Answering this may not even be possible, so let's move on. If the dichotomy of luxury and hardship is a common theme among religions, a more specific similarity is found when it comes to graven images. Even Buddhism, now so associated with monumental architecture, had some early adherents who were aghast at the ideas of images of Buddha : why imprison him in an image of the humanity from which he had strived to escape ? There seems to be a tension between the need to have a focus of worship – a literal icon – and the desire to escape such pettiness, the urge to think oneself above such things. Again, perhaps, the conflict between luxury and depravation is at work.
In this very specific instance I will venture an answer : visual imagery does no harm whatever. The map is not the territory and a 70-ft Buddha statue is not the Buddha himself. Images, graphs, charts, all help the mind far more than they ever hinder it. So there, that's a major religious dilemma definitively solved for all time. Hooray !
The Sale of Spiritual Science
If hardly presenting anything comprehensive on Buddhist or Hindu beliefs, Dalrymple certainly manages a good introduction for the likes of ignoramuses like me. It's abundantly clear that both religions had incredibly complex, sophisticated, and immensely varied beliefs and practises. Dalrymple at least manages to convey some of the basics of how different these mental worlds were (and are) from modern Western concepts.

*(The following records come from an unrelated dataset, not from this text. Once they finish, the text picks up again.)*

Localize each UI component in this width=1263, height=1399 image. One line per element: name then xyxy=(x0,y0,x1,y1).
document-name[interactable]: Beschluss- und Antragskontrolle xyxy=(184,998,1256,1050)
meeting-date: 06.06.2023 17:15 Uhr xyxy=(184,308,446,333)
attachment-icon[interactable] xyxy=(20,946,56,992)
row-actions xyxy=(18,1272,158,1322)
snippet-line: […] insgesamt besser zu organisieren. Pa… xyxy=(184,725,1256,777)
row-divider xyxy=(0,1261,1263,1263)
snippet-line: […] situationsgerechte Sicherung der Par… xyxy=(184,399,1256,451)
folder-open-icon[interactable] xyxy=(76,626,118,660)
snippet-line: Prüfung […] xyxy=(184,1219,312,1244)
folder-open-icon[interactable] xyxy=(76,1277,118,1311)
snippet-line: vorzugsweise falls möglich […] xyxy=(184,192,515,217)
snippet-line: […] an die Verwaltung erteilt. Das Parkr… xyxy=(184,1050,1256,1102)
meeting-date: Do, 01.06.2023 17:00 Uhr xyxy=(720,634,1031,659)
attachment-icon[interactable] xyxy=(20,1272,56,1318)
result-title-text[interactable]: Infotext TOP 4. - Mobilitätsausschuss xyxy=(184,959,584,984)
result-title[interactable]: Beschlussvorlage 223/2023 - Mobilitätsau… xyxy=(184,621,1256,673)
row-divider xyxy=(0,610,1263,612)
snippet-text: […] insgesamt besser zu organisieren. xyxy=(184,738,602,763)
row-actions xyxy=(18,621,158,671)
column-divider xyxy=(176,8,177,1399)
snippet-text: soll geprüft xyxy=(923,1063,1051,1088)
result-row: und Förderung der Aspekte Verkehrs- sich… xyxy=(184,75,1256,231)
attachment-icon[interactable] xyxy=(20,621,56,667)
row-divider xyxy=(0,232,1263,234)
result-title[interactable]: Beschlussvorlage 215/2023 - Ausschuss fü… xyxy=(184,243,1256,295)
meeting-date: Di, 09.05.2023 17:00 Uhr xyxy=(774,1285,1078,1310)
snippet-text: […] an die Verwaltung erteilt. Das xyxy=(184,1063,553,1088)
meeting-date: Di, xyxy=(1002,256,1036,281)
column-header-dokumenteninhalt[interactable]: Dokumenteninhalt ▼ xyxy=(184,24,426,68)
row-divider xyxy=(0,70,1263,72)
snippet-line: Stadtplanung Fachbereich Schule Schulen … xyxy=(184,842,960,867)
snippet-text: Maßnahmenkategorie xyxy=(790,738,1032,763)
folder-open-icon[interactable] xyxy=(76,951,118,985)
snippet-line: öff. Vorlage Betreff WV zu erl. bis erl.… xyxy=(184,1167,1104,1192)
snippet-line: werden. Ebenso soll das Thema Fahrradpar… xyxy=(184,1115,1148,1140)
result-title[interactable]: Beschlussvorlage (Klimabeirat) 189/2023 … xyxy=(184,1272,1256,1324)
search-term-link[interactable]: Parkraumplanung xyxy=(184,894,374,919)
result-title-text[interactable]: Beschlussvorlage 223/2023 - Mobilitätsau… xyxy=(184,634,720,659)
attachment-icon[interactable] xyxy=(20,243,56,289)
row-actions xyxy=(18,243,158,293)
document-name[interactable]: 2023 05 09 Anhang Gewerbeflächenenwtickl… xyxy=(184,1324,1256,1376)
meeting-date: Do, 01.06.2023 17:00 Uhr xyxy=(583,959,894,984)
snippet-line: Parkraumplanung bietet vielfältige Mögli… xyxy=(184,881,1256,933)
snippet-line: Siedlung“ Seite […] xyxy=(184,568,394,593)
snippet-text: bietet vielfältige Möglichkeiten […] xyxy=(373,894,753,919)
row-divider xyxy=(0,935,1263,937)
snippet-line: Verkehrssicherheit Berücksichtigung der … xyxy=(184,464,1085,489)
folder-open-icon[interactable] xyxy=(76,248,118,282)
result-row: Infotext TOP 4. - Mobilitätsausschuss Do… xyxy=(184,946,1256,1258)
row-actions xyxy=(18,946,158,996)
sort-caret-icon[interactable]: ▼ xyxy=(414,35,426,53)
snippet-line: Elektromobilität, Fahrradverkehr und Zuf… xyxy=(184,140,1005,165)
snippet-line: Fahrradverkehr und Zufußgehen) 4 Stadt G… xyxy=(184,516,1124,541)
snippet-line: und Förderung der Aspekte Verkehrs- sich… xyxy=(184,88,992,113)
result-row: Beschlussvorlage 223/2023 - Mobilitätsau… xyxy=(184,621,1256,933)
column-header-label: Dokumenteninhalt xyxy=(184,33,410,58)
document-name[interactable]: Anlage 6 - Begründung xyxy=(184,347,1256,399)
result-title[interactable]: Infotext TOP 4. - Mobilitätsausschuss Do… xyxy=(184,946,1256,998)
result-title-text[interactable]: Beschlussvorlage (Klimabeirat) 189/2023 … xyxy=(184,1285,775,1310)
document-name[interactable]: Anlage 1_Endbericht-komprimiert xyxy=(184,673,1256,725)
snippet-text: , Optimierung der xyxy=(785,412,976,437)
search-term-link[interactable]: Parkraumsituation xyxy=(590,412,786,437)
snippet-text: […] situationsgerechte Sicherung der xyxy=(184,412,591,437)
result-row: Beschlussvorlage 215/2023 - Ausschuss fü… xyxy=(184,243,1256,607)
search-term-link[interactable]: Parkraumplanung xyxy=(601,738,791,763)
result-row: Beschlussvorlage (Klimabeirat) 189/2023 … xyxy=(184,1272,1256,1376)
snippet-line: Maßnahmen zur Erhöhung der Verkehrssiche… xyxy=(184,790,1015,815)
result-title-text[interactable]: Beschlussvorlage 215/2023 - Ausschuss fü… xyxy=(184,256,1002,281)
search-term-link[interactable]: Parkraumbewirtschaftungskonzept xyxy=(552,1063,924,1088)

Two examples will suffice. First, there's the practise of snake worship. The books I've read recently on mythology of European cultures make it clear that snakes were interpreted in a variety of conflicting ways. They could be seen as symbols of regeneration and healing due to shedding their skin, and also of wisdom. But they could also be seen as villainous and evil, tempting Eve in the Garden but also simply eating people (especially, of course, in the case of dragons, which were regarded as the greatest of all serpents).
But if snakes were sometimes valued, nowhere have I read of anything of actual worship of snakes in Europe. Indeed, it's hard not to view this as some sinister, Indiana Jones-style evil cult. Sadly Dalrymple doesn't go into much depth on this, really only mentioning that snake worship was sometimes widespread. The interesting, and again implicit question, is what distinguishes a cult of pantomime villainy from a real world case of misguided ideals. I suppose the former would be when believers found not only religious salvation, but actually took emotional pleasure in inflicting pain on their enemies while earnestly believing in its spiritual necessity. There's little hint of this with the snake worshippers. Which is a bit of a shame, if you ask me.... still, there's clearly a marked difference from Western traditions here.

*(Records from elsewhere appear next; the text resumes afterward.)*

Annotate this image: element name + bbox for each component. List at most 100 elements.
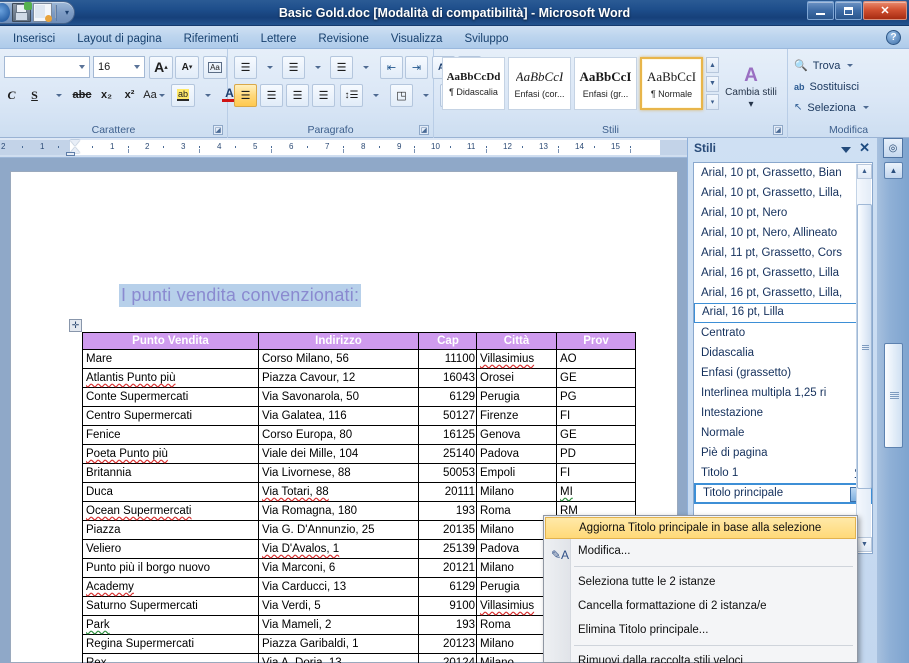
cell-punto-vendita[interactable]: Poeta Punto più — [82, 444, 259, 464]
style-context-menu[interactable]: Aggiorna Titolo principale in base alla … — [543, 515, 858, 663]
cell-indirizzo[interactable]: Corso Europa, 80 — [258, 425, 419, 445]
tab-inserisci[interactable]: Inserisci — [2, 30, 66, 49]
strikethrough-button[interactable]: abc — [69, 84, 95, 107]
style-list-item-9[interactable]: Didascalia¶ — [694, 343, 872, 363]
cell-cap[interactable]: 193 — [418, 501, 477, 521]
bullets-dropdown[interactable] — [257, 56, 280, 79]
cell-indirizzo[interactable]: Corso Milano, 56 — [258, 349, 419, 369]
restore-button[interactable] — [835, 1, 862, 20]
numbering-dropdown[interactable] — [305, 56, 328, 79]
subscript-button[interactable]: x₂ — [95, 84, 118, 107]
cell-cap[interactable]: 9100 — [418, 596, 477, 616]
shading-dropdown[interactable] — [413, 84, 436, 107]
tab-visualizza[interactable]: Visualizza — [380, 30, 454, 49]
text-highlight-button[interactable]: ab — [171, 83, 195, 107]
table-move-handle-icon[interactable]: ✛ — [69, 319, 82, 332]
context-menu-item-elimina[interactable]: Elimina Titolo principale... — [544, 618, 857, 642]
cell-cap[interactable]: 20121 — [418, 558, 477, 578]
cell-cap[interactable]: 20123 — [418, 634, 477, 654]
office-button[interactable] — [0, 3, 10, 22]
styles-list-scroll-up-button[interactable]: ▲ — [857, 164, 872, 179]
clear-formatting-button[interactable]: Aa — [203, 55, 227, 79]
cell-indirizzo[interactable]: Via Marconi, 6 — [258, 558, 419, 578]
cell-indirizzo[interactable]: Via Carducci, 13 — [258, 577, 419, 597]
cell-punto-vendita[interactable]: Conte Supermercati — [82, 387, 259, 407]
cell-cap[interactable]: 50053 — [418, 463, 477, 483]
cell-cap[interactable]: 20111 — [418, 482, 477, 502]
line-spacing-dropdown[interactable] — [363, 84, 386, 107]
save-icon[interactable] — [12, 2, 32, 22]
styles-list[interactable]: Arial, 10 pt, Grassetto, Bian Arial, 10 … — [693, 162, 873, 554]
carattere-dialog-launcher[interactable]: ◪ — [213, 125, 223, 135]
grow-font-button[interactable]: A ▴ — [149, 55, 173, 79]
style-list-item-14[interactable]: Piè di pagina¶ — [694, 443, 872, 463]
cell-cap[interactable]: 20135 — [418, 520, 477, 540]
context-menu-item-rimuovi[interactable]: Rimuovi dalla raccolta stili veloci — [544, 649, 857, 663]
cell-cap[interactable]: 193 — [418, 615, 477, 635]
style-list-item-15[interactable]: Titolo 1¶a — [694, 463, 872, 483]
cell-punto-vendita[interactable]: Park — [82, 615, 259, 635]
style-list-item-7[interactable]: Arial, 16 pt, Lilla — [694, 303, 872, 323]
close-button[interactable]: ✕ — [863, 1, 907, 20]
font-size-combo[interactable]: 16 — [93, 56, 145, 78]
cell-prov[interactable]: PG — [556, 387, 636, 407]
horizontal-ruler[interactable]: 2 1 1 2 3 4 5 6 7 8 9 10 11 12 13 14 15 — [0, 138, 687, 158]
context-menu-item-modifica[interactable]: ✎A Modifica... — [544, 539, 857, 563]
table-row[interactable]: Fenice Corso Europa, 80 16125 Genova GE — [82, 425, 636, 445]
column-header-cap[interactable]: Cap — [418, 332, 477, 350]
cell-citta[interactable]: Villasimius — [476, 349, 557, 369]
cell-cap[interactable]: 50127 — [418, 406, 477, 426]
underline-dropdown[interactable] — [46, 84, 69, 107]
context-menu-item-seleziona[interactable]: Seleziona tutte le 2 istanze — [544, 570, 857, 594]
tab-lettere[interactable]: Lettere — [250, 30, 308, 49]
styles-list-scroll-thumb[interactable] — [857, 204, 872, 489]
cell-punto-vendita[interactable]: Atlantis Punto più — [82, 368, 259, 388]
highlight-dropdown[interactable] — [195, 84, 218, 107]
styles-list-scroll-down-button[interactable]: ▼ — [857, 537, 872, 552]
tab-riferimenti[interactable]: Riferimenti — [173, 30, 250, 49]
multilevel-list-button[interactable]: ☰ — [330, 55, 353, 79]
increase-indent-button[interactable]: ⇥ — [405, 55, 428, 79]
cell-punto-vendita[interactable]: Fenice — [82, 425, 259, 445]
italic-button[interactable]: C — [0, 84, 23, 107]
cell-punto-vendita[interactable]: Centro Supermercati — [82, 406, 259, 426]
cell-cap[interactable]: 11100 — [418, 349, 477, 369]
cell-indirizzo[interactable]: Via Savonarola, 50 — [258, 387, 419, 407]
cell-punto-vendita[interactable]: Academy — [82, 577, 259, 597]
style-list-item-6[interactable]: Arial, 16 pt, Grassetto, Lilla, — [694, 283, 872, 303]
column-header-indirizzo[interactable]: Indirizzo — [258, 332, 419, 350]
cell-prov[interactable]: AO — [556, 349, 636, 369]
shrink-font-button[interactable]: A ▾ — [175, 55, 199, 79]
table-row[interactable]: Britannia Via Livornese, 88 50053 Empoli… — [82, 463, 636, 483]
cell-punto-vendita[interactable]: Duca — [82, 482, 259, 502]
help-icon[interactable]: ? — [886, 30, 901, 45]
context-menu-item-aggiorna[interactable]: Aggiorna Titolo principale in base alla … — [545, 517, 856, 539]
change-case-button[interactable]: Aa — [141, 84, 167, 107]
style-list-item-1[interactable]: Arial, 10 pt, Grassetto, Lilla, — [694, 183, 872, 203]
cell-indirizzo[interactable]: Via Verdi, 5 — [258, 596, 419, 616]
cell-indirizzo[interactable]: Via D'Avalos, 1 — [258, 539, 419, 559]
numbering-button[interactable]: ☰ — [282, 55, 305, 79]
table-row[interactable]: Poeta Punto più Viale dei Mille, 104 251… — [82, 444, 636, 464]
column-header-punto-vendita[interactable]: Punto Vendita — [82, 332, 259, 350]
cell-punto-vendita[interactable]: Mare — [82, 349, 259, 369]
scroll-thumb[interactable] — [884, 343, 903, 448]
column-header-citta[interactable]: Città — [476, 332, 557, 350]
style-list-item-8[interactable]: Centrato — [694, 323, 872, 343]
table-row[interactable]: Duca Via Totari, 88 20111 Milano MI — [82, 482, 636, 502]
cell-punto-vendita[interactable]: Saturno Supermercati — [82, 596, 259, 616]
document-heading[interactable]: I punti vendita convenzionati: — [119, 284, 362, 307]
cell-cap[interactable]: 16043 — [418, 368, 477, 388]
cell-citta[interactable]: Milano — [476, 482, 557, 502]
scroll-up-button[interactable]: ▲ — [884, 162, 903, 179]
style-list-item-4[interactable]: Arial, 11 pt, Grassetto, Cors — [694, 243, 872, 263]
superscript-button[interactable]: x² — [118, 84, 141, 107]
cell-punto-vendita[interactable]: Regina Supermercati — [82, 634, 259, 654]
styles-pane-close-icon[interactable]: ✕ — [859, 140, 870, 156]
table-row[interactable]: Mare Corso Milano, 56 11100 Villasimius … — [82, 349, 636, 369]
replace-button[interactable]: ab Sostituisci — [788, 76, 869, 97]
customize-qat-icon[interactable]: ▾ — [60, 4, 74, 21]
cell-punto-vendita[interactable]: Rex — [82, 653, 259, 663]
style-list-item-0[interactable]: Arial, 10 pt, Grassetto, Bian — [694, 163, 872, 183]
style-list-item-16[interactable]: Titolo principale ▼ — [694, 483, 872, 504]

The second example are mandalas. You see them used as decoration often enough (I've got one on a pillow), but they could also be used as visual spells. In extreme cases, temples and maybe even cities were based on these intricate patterns. In the case of a temple, at least, the idea seems to have been to induce an altered state of consciousness. Walking through the dark and twisting tunnels, with torches and drums manipulating the senses into a kind of trance, the sudden emergence into full sunlight at the summit must have been an overload. The skills to design such a structure, replete with baroque levels of overwhelming aesthetic detail in a harmonious symphony of geometry, were formidable indeed.
The idea of mechanical, ritualised magic blends easily into more rational, scientific ideas about how the world works (again, see the posts about Keith Thomas' Religion and the Decline of Magic). Unsurprisingly then, the same skills needed to formulate complex magical rituals and objects also expressed themselves in more straightforwardly scientific discoveries. Science was highly prized, with several top-level diplomatic treaties making the exchange of scientific texts a key feature. Some of these included translations of much earlier foreign texts, such as those of Aristotle (Dalrymple's period is mainly c.0 – 1,000 AD); again, he does not pretend that India invented everything.
But perhaps India's greatest contribution was the number zero*. Claims of just how profound a shift this was are, well, innumerable, but I've never found them all that convincing. To say that the absence of a thing can itself count as a thing does not, in my view, necessitate some genius-level philosophy. How many apples do I have ? No apples. How 'bout I represent that with a symbol ? Sure, no problem. This is nothing terribly difficult.
* Whether this really did come from India is, unsurprisingly, disputed.
The real achievement, as Dalrymple and others make clear, is the place value system of numbers. Once you start using the position in the written sequence to represent the size of the number – units, tens, hundreds, etc. – then the invention of zero is inevitable. This doesn't happen at all with Roman numerals, or other systems which use symbols to represent entire numbers rather than as a sequence. And that shift does require some genius-level philosophy, as great and radical as switching from base-ten mathematics to binary.
Dalrymple has done a hit-and-miss job of presenting material that is nearly always interesting. I recorded in my notes that "the only thing that saves it is the content", which is strange but true.
Nevertheless, Dalrymple gets his main points across loud and clear. For several centuries, India was home to some of the greatest civilisations on the planet. Its architecture, religious beliefs, scientific discoveries, and sheer volume of material output had deep influence from the Roman Empire to Java. As Indian gems can be found in Dark Age burials in England, so too are there to be found Indian-inspired temples in an active volcano in the far East.
Too much of this influence has been forgotten by the West, arguably deliberately suppressed by the colonial British in their attempts to civilise a subcontinent that had, very clearly, had its own civilisations for millennia. Those civilisations were frequently alien to modern ideals, with exotic (and unashamedly erotic) temples, worship of snakes, mythical monkey armies, and complex magical symbolism. Yet they also played no small role in influencing those same modern ideals, pointing to an ancient world more interconnected than we usually assume. In our popular histories, at least, India has been neglected and forgotten for far too long.